Пролетали обрывки сознанья, мгновенья, вспышки. Она наклонилась к моему уху и прошептала одну фразу... Несколько слов, ее голос, теплые сухие волосы, все ее женское существо, милое оправдание жизни, чувство возвышающей близости, – мне вспомнилась Сашенька, десятилетие жизни, Сашенька с ее махровыми резинками над обтянутыми чулками, какой-то необыкновенный день среди светлых деревьев и балка, дующая прохладным ветром с фиалок.
– Разве я виновата, что все так устроено? – прошептала она.
Какая глупость! Подводная бездна пошлости без дурацкой эстетики. В секунду я пережил вновь этот тесный аквариум, я с бешенством выгребал руками, поднимаясь к поверхности, еще, еще один взмах...
– Я боюсь одна! Здесь так темно... – шептала она.
– Пустяки! Я провожу вас! Помните: я ничего не вижу. Я ровным счетом ничего не вижу.
Я взял ее руку. Мы брели в смоляной мрак. Да, да виноград... Мы почти столетие пробыли в этой тюрьме. Я счастливее ее... Черный туман, шорох ее платья... Я держал ее за руку. Мы возвратились обратно, я еле нашел табурет. Эта женская растерянность, тревога, похолодевшие щеки...
– Милая, милая! – шептал я. – Я хочу рассказать вам историю о глупости старого мира. У каждого из нас есть на памяти подобные случаи. Нужно только припомнить и иметь хоть немного смелости. Для этого нужно просидеть одну ночь вместе с милой неиспорченной девушкой в тоннеле шампанского производства. Нет! Нет! Для этого нужно пережить хаос второго сотворения бездну тифозных ночей, набитые людьми скотские вагоны в степных заносах, фронтовые кочевья и госпитали,
смертные дни наступлений, поезда, поезда... Человек там бывал ниже крысы и прекраснее античных богов. Человек заново вышел голым на землю. Легенда о райском изгнании – ничтожна перед новыми Адамом и Евой. Что значит запретное яблоко и первый библейский стыд? Они вышли, прикрывшись листьями фиги. Ха-ха! Их нагота смешна перед наготой мировой правды, открытой в двадцатом столетии.
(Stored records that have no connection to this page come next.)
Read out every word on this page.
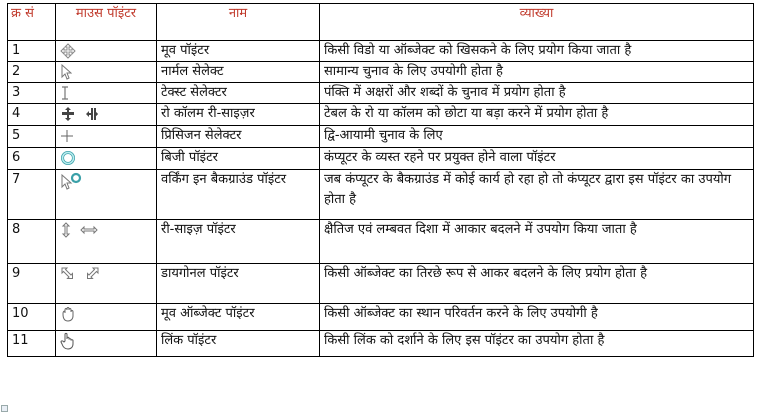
क्र सं	माउस पॉइंटर	नाम	व्याख्या
1		मूव पॉइंटर	किसी विडो या ऑब्जेक्ट को खिसकने के लिए प्रयोग किया जाता है
2		नार्मल सेलेक्ट	सामान्य चुनाव के लिए उपयोगी होता है
3		टेक्स्ट सेलेक्टर	पंक्ति में अक्षरों और शब्दों के चुनाव में प्रयोग होता है
4		रो कॉलम री-साइज़र	टेबल के रो या कॉलम को छोटा या बड़ा करने में प्रयोग होता है
5		प्रिसिजन सेलेक्टर	द्वि-आयामी चुनाव के लिए
6		बिजी पॉइंटर	कंप्यूटर के व्यस्त रहने पर प्रयुक्त होने वाला पॉइंटर
7		वर्किंग इन बैकग्राउंड पॉइंटर	जब कंप्यूटर के बैकग्राउंड में कोई कार्य हो रहा हो तो कंप्यूटर द्वारा इस पॉइंटर का उपयोग होता है
8		री-साइज़ पॉइंटर	क्षैतिज एवं लम्बवत दिशा में आकार बदलने में उपयोग किया जाता है
9		डायगोनल पॉइंटर	किसी ऑब्जेक्ट का तिरछे रूप से आकर बदलने के लिए प्रयोग होता है
10		मूव ऑब्जेक्ट पॉइंटर	किसी ऑब्जेक्ट का स्थान परिवर्तन करने के लिए उपयोगी है
11		लिंक पॉइंटर	किसी लिंक को दर्शाने के लिए इस पॉइंटर का उपयोग होता है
Люди с винтовками содрали все занавески с истории, они увидели нечто, перед чем застывали глаза. История оказалась объевшейся кровавыми потрохами. Она нализалась до тучности... Природу надо подгонять хлыстом. Мы – слова на ее устах? Что же, мы вырвались ужасающим воплем: "Скорее, скорее! Мы не хотим больше умирать в царстве дурацкого рая". "Загоним клячу истории" – это сказано превосходно. Биология сидит верхом на человечестве, – пора перемениться местами. "Сударыня! Хороший кнут изменит соотношения. Извольте слезать!" К чорту философов с исканием сущего! Я бы сводил их в казарму, где спит Илья Павлович Придачин. Представьте себе, он спит на отдельной койке, у него матрац, набитый соломой. Соломенный матрац! Это – философский камень. Уверяю вас, что это именно так. Я говорю не пустые слова, я сам видел его собственными глазами. Я видел стариков, тридцать лет проскрипевших на голых нарах. Тридцать лет! Они вышли из общей казармы грозной толпой. Там жило сорок семейств. Они щелкали зубами, как волки. Это стояло сборище мировой совести, не больше, не меньше. Им осталось немного: несколько лет перед могилой на горном кладбище. Если бы видели, как грозились они земному шару, потрясая костями беспомощных рук! Они не хотят остановки: пять шестых мира – в огонь, если они всю жизнь не имели норы! Тридцать лет, проведенных в зловонном чаду, без своей кровати. Тридцать весен в клопах и в ничтожных дрязгах... Они все, как один, за высшую меру наказания для виновников. Отвечают все, кто мог спокойно любоваться природой, читать хорошие книги и посвящать стихи беспокойным девушкам. К ответу! К ответу! Расстрелять Шопенгауэра! Никаких промедлений! Пусть рушится мир, если существует порядок, что за
право на отдельную койку шестая часть света платила Гималаями трупов, полями могил... Они получили койку и матрац, набитый соломой. Для этого пришлось повернуть весь шар, залить тысячи километров кровью. История движется чересчур медленно. Старики, кашляя, потрясали кулаками и грозились в пространство. Они хотят увидать перед смертью свободные светлые здания для своих детей и внуков. Они их увидят... Но что говорить о стыде? Я раскажу вам любовную драму. Да, да, это имеет отношение к винограду... Мы все отлично знаем, что он – мочегонное средство. Нам нечего прятаться от таких простейших вещей. Адам давно уже позабыл о листе с божественной фиги. И это – не шутка. Это не пустяки. Пускай Европа хохочет над койкой Придачина: матрац из соломы потряс все дворцы. Адамов лист не меньше его по значению... Такой разговор возможен только в нашей стране. Но это смешно и потешно: Адам был еще прежним Адамом в этой истории. Сейчас ему далеко за тридцать. Он лыс, как старый потрепанный кондор. Голова его катится в жизни полированным блеском под ударами пролетарского кия. Интеллигент, журналист, сифилитик. Он получил все подарки от прекрасного старого мира.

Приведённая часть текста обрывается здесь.